I want to find all the unique paths in an S3 bucket, I want all the paths just before the file level. The depth of the directories can vary so not all files are found in the same depth for example I might have these files :
data/subdir1/subdir2/file.csv
data/subdir1/subdir3/subdir4/subdir5/file2.csv
data/subdir6/subdir7/subdir8/file3.csv
and I want these directories:
data/subdir1/subdir2/
data/subdir1/subdir3/subdir4/subdir5/
data/subdir6/subdir7/subdir8/
I am using the code below to get them. I use an async for
loop with paginator cause I though they would be processed concurrently but I am not sure they are. It seems very slow so I think they are still done in series:
subfolders = set()
current_path = None
paginator = self.s3_client.get_paginator("list_objects")
async for result in paginator.paginate(Bucket=bucket, Prefix=prefix):
for file in result.get("Contents", []):
current_path = os.path.dirname(file.get("Key"))
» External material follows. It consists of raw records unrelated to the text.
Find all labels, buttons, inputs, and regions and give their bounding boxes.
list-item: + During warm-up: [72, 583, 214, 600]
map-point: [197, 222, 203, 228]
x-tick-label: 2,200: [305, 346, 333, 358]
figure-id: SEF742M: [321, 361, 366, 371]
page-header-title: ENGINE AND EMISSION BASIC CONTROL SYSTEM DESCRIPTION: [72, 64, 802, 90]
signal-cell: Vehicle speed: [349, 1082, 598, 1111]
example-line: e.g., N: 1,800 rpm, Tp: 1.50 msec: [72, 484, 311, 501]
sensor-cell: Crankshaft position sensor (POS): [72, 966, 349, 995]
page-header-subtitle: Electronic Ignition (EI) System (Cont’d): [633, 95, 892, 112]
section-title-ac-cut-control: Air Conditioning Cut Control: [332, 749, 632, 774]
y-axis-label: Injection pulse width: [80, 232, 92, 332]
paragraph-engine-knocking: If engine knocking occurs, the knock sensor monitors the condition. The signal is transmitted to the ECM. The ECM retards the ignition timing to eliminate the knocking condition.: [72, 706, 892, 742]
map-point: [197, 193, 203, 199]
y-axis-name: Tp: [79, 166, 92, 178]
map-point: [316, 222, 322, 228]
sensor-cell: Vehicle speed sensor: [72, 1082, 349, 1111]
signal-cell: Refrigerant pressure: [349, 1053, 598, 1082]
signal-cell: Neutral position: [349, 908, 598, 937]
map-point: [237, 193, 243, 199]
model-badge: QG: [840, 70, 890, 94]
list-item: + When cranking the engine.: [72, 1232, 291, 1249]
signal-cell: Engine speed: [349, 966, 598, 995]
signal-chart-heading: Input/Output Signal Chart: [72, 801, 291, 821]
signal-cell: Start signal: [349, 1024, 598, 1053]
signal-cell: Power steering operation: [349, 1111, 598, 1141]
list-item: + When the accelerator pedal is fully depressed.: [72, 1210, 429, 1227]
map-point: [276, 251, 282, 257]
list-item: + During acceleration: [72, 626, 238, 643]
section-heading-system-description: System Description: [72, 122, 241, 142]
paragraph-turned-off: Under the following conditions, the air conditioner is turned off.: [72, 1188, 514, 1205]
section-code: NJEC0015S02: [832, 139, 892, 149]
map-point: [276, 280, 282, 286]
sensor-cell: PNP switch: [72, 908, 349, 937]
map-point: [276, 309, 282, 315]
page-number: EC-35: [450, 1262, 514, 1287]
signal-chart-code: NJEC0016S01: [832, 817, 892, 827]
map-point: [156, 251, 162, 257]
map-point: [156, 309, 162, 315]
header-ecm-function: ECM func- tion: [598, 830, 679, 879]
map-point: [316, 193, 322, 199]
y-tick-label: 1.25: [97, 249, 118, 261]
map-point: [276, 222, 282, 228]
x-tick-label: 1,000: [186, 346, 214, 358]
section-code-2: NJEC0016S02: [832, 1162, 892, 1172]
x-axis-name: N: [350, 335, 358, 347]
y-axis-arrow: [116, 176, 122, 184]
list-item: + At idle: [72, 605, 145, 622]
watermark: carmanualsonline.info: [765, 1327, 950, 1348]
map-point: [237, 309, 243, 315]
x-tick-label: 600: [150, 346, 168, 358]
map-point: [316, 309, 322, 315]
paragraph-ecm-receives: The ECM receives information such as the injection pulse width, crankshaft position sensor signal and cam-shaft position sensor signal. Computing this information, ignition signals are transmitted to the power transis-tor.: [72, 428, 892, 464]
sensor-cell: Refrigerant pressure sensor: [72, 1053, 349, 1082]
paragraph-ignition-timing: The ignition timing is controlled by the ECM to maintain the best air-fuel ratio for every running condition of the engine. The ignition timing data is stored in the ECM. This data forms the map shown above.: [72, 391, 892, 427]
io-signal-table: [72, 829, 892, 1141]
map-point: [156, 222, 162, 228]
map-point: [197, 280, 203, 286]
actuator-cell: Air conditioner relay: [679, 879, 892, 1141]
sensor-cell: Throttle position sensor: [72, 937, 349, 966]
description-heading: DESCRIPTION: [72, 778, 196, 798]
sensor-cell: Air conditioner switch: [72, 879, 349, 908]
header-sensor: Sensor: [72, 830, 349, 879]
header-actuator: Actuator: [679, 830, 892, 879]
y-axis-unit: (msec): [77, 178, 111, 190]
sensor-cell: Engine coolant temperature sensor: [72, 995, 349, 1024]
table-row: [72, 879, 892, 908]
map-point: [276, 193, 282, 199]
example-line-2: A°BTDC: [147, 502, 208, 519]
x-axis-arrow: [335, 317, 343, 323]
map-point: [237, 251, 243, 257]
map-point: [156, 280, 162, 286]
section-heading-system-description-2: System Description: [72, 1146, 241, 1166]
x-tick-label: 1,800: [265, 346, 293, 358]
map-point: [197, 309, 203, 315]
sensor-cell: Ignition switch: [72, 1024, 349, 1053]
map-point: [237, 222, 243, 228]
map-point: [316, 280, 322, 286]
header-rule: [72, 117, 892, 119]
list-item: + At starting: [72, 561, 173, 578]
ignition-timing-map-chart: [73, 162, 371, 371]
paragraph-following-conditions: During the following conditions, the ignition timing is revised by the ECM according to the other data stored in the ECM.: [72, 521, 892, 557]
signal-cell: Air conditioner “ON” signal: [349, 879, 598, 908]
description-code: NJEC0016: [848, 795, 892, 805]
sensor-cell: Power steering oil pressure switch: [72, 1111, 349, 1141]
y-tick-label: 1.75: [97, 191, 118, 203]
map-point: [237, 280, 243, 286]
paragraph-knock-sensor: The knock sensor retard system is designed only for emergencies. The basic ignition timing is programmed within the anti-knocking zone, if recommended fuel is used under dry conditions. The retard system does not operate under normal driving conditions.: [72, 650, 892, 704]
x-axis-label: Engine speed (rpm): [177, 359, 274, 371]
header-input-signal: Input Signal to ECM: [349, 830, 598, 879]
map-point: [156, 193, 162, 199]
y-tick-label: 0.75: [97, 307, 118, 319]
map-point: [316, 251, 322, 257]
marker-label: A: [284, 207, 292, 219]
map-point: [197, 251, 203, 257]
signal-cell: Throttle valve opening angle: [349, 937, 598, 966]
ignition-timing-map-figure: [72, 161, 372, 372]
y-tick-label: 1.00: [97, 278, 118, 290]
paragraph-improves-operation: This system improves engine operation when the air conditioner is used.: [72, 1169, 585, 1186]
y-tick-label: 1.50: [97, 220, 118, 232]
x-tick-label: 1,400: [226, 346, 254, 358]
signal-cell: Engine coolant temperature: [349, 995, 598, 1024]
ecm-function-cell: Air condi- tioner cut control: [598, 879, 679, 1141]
if current_path not in subfolders:
subfolders.add(current_path)
print(f"Part Done")
return subfolders
My s3_client is an aioboto3
client.
Is there a way to speed up the process of finding and saving the directories ?
Note: I realized that this method does not bring me all the results only those from the current paginator can I get the next paginator asynchronously?